A Revelation about Forgiveness. Now, the Holy Spirit works in strange ways. It wasn’t long after this that I had a startling realization during another prayer time. For ten years, I thought I was a hypocrite because I had professed to live a pure life while I was watching pornography in secret. But the Holy Spirit showed me that my true hypocrisy lay elsewhere. It was because I had confessed my sin and accepted God’s forgiveness, but I was unwilling to forgive myself. I was a hypocrite because I set my personal standard of forgiveness above that of my Savior.
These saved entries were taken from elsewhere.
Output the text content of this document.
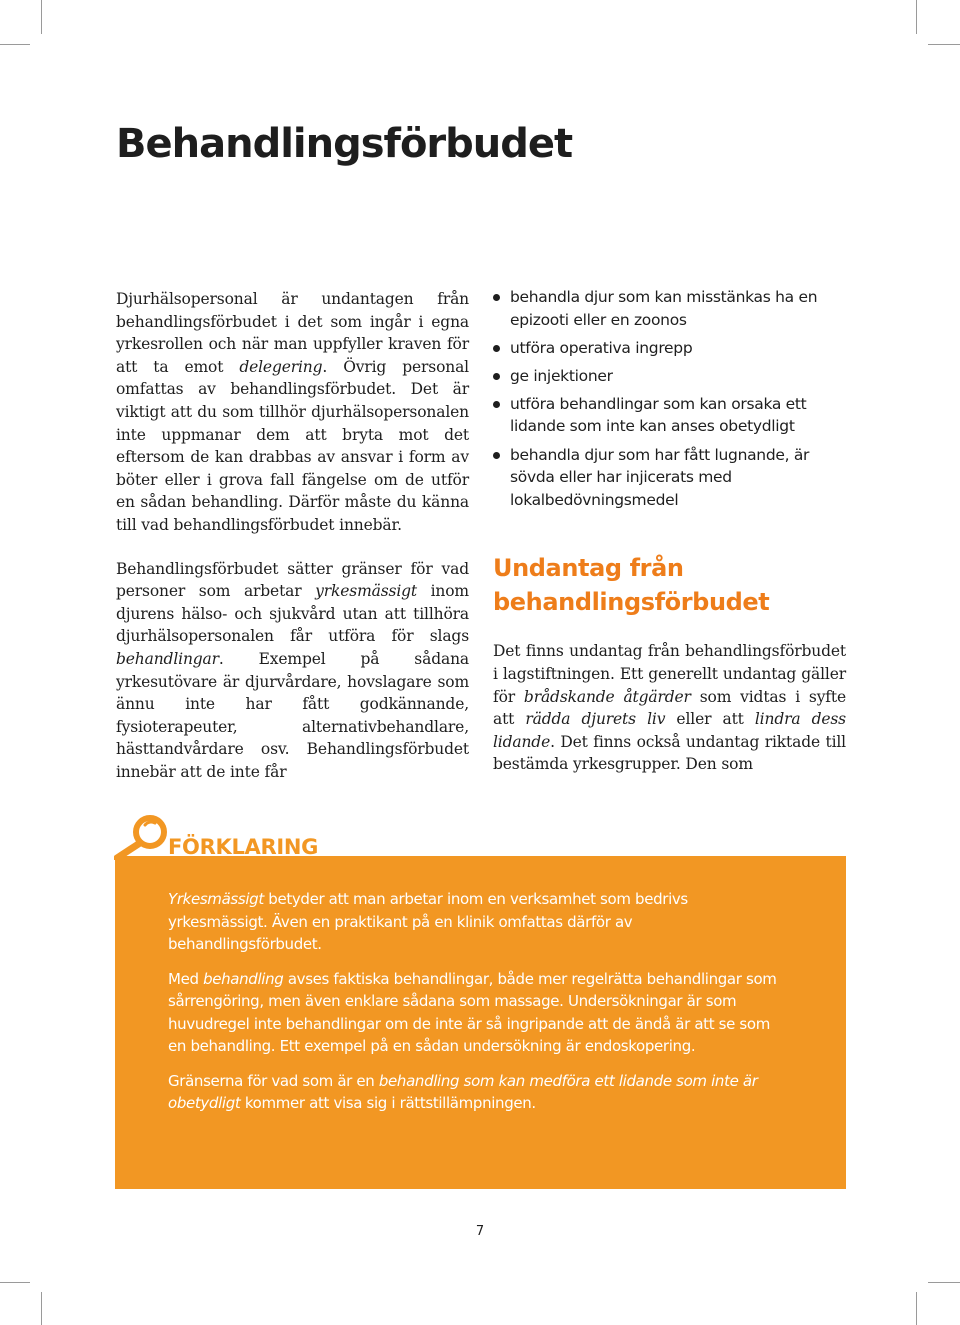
Behandlingsförbudet

Djurhälsopersonal är undantagen från behandlingsförbudet i det som ingår i egna yrkesrollen och när man uppfyller kraven för att ta emot delegering. Övrig personal omfattas av behandlingsförbudet. Det är viktigt att du som tillhör djurhälsopersonalen inte uppmanar dem att bryta mot det eftersom de kan drabbas av ansvar i form av böter eller i grova fall fängelse om de utför en sådan behandling. Därför måste du känna till vad behandlingsförbudet innebär.

Behandlingsförbudet sätter gränser för vad personer som arbetar yrkesmässigt inom djurens hälso- och sjukvård utan att tillhöra djurhälsopersonalen får utföra för slags behandlingar. Exempel på sådana yrkesutövare är djurvårdare, hovslagare som ännu inte har fått godkännande, fysioterapeuter, alternativbehandlare, hästtandvårdare osv. Behandlingsförbudet innebär att de inte får

behandla djur som kan misstänkas ha en epizooti eller en zoonos
utföra operativa ingrepp
ge injektioner
utföra behandlingar som kan orsaka ett lidande som inte kan anses obetydligt
behandla djur som har fått lugnande, är sövda eller har injicerats med lokalbedövningsmedel
Undantag från behandlingsförbudet

Det finns undantag från behandlingsförbudet i lagstiftningen. Ett generellt undantag gäller för brådskande åtgärder som vidtas i syfte att rädda djurets liv eller att lindra dess lidande. Det finns också undantag riktade till bestämda yrkesgrupper. Den som

FÖRKLARING

Yrkesmässigt betyder att man arbetar inom en verksamhet som bedrivs yrkesmässigt. Även en praktikant på en klinik omfattas därför av behandlingsförbudet.

Med behandling avses faktiska behandlingar, både mer regelrätta behandlingar som sårrengöring, men även enklare sådana som massage. Undersökningar är som huvudregel inte behandlingar om de inte är så ingripande att de ändå är att se som en behandling. Ett exempel på en sådan undersökning är endoskopering.

Gränserna för vad som är en behandling som kan medföra ett lidande som inte är obetydligt kommer att visa sig i rättstillämpningen.

7
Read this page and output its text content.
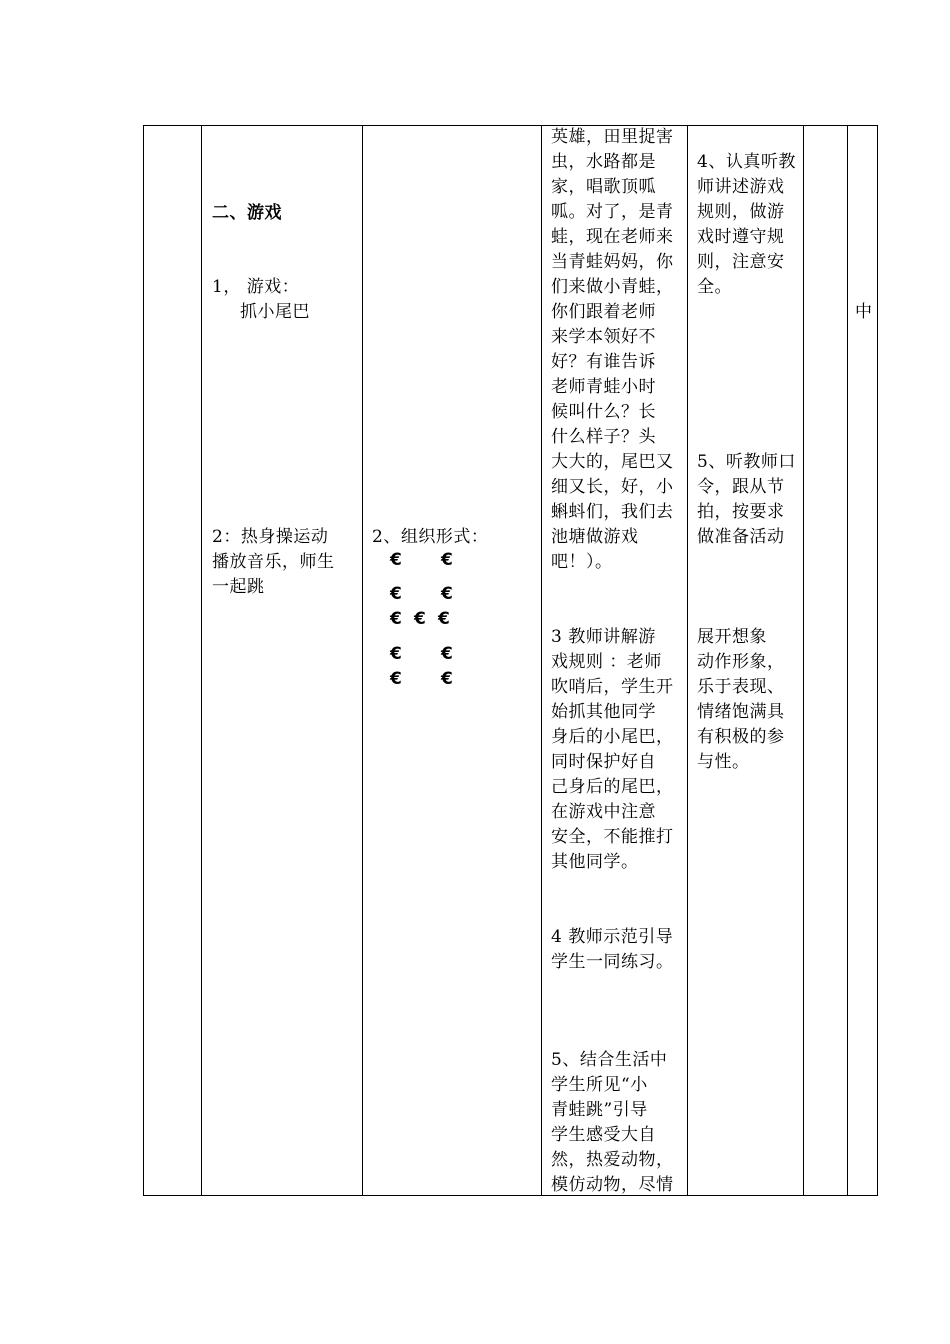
二、游戏
1， 游戏：
抓小尾巴
2：热身操运动
播放音乐，师生
一起跳
2、组织形式：
€ €
€ €
€ € €
€ €
€ €
英雄，田里捉害
虫，水路都是
家，唱歌顶呱
呱。对了，是青
蛙，现在老师来
当青蛙妈妈，你
们来做小青蛙，
你们跟着老师
来学本领好不
好？有谁告诉
老师青蛙小时
候叫什么？长
什么样子？头
大大的，尾巴又
细又长，好，小
蝌蚪们，我们去
池塘做游戏
吧！）。
3 教师讲解游
戏规则 ：老师
吹哨后，学生开
始抓其他同学
身后的小尾巴，
同时保护好自
己身后的尾巴，
在游戏中注意
安全，不能推打
其他同学。
4 教师示范引导
学生一同练习。
5、结合生活中
学生所见“小
青蛙跳”引导
学生感受大自
然，热爱动物，
模仿动物，尽情
4、认真听教
师讲述游戏
规则，做游
戏时遵守规
则，注意安
全。
5、听教师口
令，跟从节
拍，按要求
做准备活动
展开想象
动作形象，
乐于表现、
情绪饱满具
有积极的参
与性。
中
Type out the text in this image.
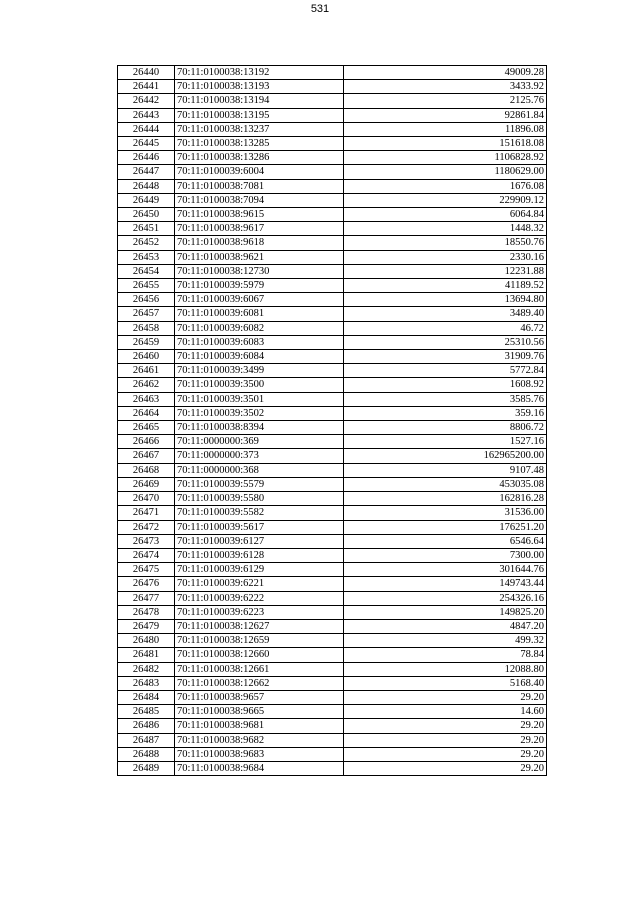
531
26440	70:11:0100038:13192	49009.28
26441	70:11:0100038:13193	3433.92
26442	70:11:0100038:13194	2125.76
26443	70:11:0100038:13195	92861.84
26444	70:11:0100038:13237	11896.08
26445	70:11:0100038:13285	151618.08
26446	70:11:0100038:13286	1106828.92
26447	70:11:0100039:6004	1180629.00
26448	70:11:0100038:7081	1676.08
26449	70:11:0100038:7094	229909.12
26450	70:11:0100038:9615	6064.84
26451	70:11:0100038:9617	1448.32
26452	70:11:0100038:9618	18550.76
26453	70:11:0100038:9621	2330.16
26454	70:11:0100038:12730	12231.88
26455	70:11:0100039:5979	41189.52
26456	70:11:0100039:6067	13694.80
26457	70:11:0100039:6081	3489.40
26458	70:11:0100039:6082	46.72
26459	70:11:0100039:6083	25310.56
26460	70:11:0100039:6084	31909.76
26461	70:11:0100039:3499	5772.84
26462	70:11:0100039:3500	1608.92
26463	70:11:0100039:3501	3585.76
26464	70:11:0100039:3502	359.16
26465	70:11:0100038:8394	8806.72
26466	70:11:0000000:369	1527.16
26467	70:11:0000000:373	162965200.00
26468	70:11:0000000:368	9107.48
26469	70:11:0100039:5579	453035.08
26470	70:11:0100039:5580	162816.28
26471	70:11:0100039:5582	31536.00
26472	70:11:0100039:5617	176251.20
26473	70:11:0100039:6127	6546.64
26474	70:11:0100039:6128	7300.00
26475	70:11:0100039:6129	301644.76
26476	70:11:0100039:6221	149743.44
26477	70:11:0100039:6222	254326.16
26478	70:11:0100039:6223	149825.20
26479	70:11:0100038:12627	4847.20
26480	70:11:0100038:12659	499.32
26481	70:11:0100038:12660	78.84
26482	70:11:0100038:12661	12088.80
26483	70:11:0100038:12662	5168.40
26484	70:11:0100038:9657	29.20
26485	70:11:0100038:9665	14.60
26486	70:11:0100038:9681	29.20
26487	70:11:0100038:9682	29.20
26488	70:11:0100038:9683	29.20
26489	70:11:0100038:9684	29.20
Finally realizing this, I accepted God’s forgiveness of me as being real and complete, won through Jesus’ death, and taken hold of through my own repentance.
God’s Never-Ending Love. When Jesus taught his disciples about forgiveness, he said, “If you do not forgive others, neither will your Father forgive your transgressions” (Matthew 6:15). Now I know that this includes forgiving myself. It is still a challenge, but I try to remember that there is no sin so great that Jesus isn’t willing—and able—to forgive it. This is the very reason he died on the cross: to give us an avenue back to the Father! And because he knew we would keep sinning, he gave us the Sacrament of Reconciliation. He loves it when we return there, again and again, to receive his never-ending act of forgiveness.
Frank Boos lives in Kansas City, Missouri.